Find which rows have a column value that is less than the previous row's column value

  • Hi Guys,

    I know this should be simple to code but i've hit a wall trying to produce something simple that will do the following:-

    I need to traverse through a table to find which rows have a column value that is less than the previous row's column value

    e.g.

    ColValue

    23

    123

    233

    32 ----- Bingo! This value is less than previous value

    45

    124

    32 ----Bingo! This value is less than previous value

    and so on

    Any ideas?

    Thanks,

    Pianoman

  • How about this?

    DECLARE @tab TABLE

    ( ID INT , ColValue INT)

    ;

    INSERT INTO @tab (ID, ColValue)

    SELECT 1, 23

    UNION ALL SELECT 2, 123

    UNION ALL SELECT 3, 233

    UNION ALL SELECT 4, 32

    UNION ALL SELECT 5, 45

    UNION ALL SELECT 6, 124

    UNION ALL SELECT 7, 32

    ;

    ;

    WITH rCTE AS

    (

    SELECT T.ID , T.ColValue

    , 0 AS Indicator

    FROM @tab T

    WHERE T.ID = 1

    UNION ALL

    SELECT Base.ID , BASE.ColValue

    , CASE WHEN BasE.ColValue < R.ColValue THEN 1

    ELSE 0

    END

    FROM @tab Base

    JOIN rCTE R

    ON R.ID + 1 = Base.ID

    )

    SELECT *

    FROM rCTE

    WHERE Indicator = 1

  • If you want something simpler than ColdCoffee's solution, but not nearly as efficient (according to the estimated execution plan, unless you index the join and include the return values), using the same @tab table variable...

    SELECT *

    FROM @tab A

    INNER JOIN @tab B

    ON A.ID = B.ID - 1

    WHERE A.ColValue > B.ColValue

  • Thanks ColdCoffee and Jeffem - Appreciate the replies. Will give these suggestions a try.

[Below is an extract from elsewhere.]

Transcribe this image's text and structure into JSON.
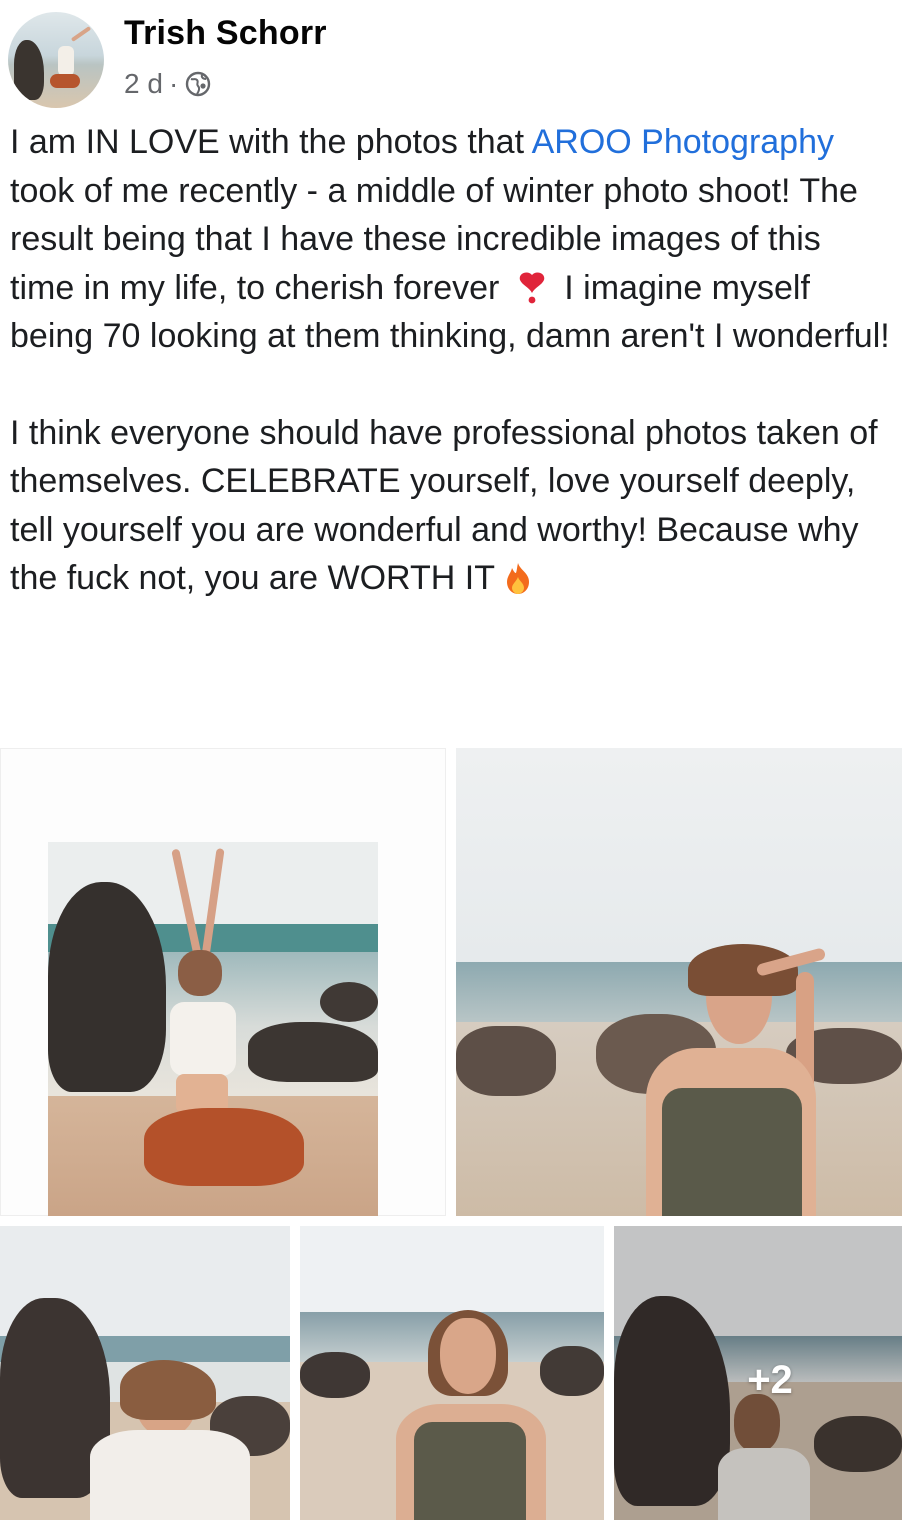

    My original attempt to code this problem ended up being a ugly cursor - I knew the would be a more elegant way.

    Hope to return the favour (SQL engineering more my forte.)

    Cheers!

  • There can be a small problem with Jeffem and ColdCoffee's solution.

    If you miss an ID value (most common scenario is when you delete a record and the identity does not use the value anymore)

    For example:

    INSERT INTO @tab (ID, ColValue)

    SELECT 1, 23

    UNION ALL SELECT 2, 123

    UNION ALL SELECT 3, 233

    UNION ALL SELECT 5, 32

    UNION ALL SELECT 6, 45

    UNION ALL SELECT 7, 124

    UNION ALL SELECT 8, 32

    ;

    ColdCoffee's solution won't show any value and jeffem's solution will only show one value.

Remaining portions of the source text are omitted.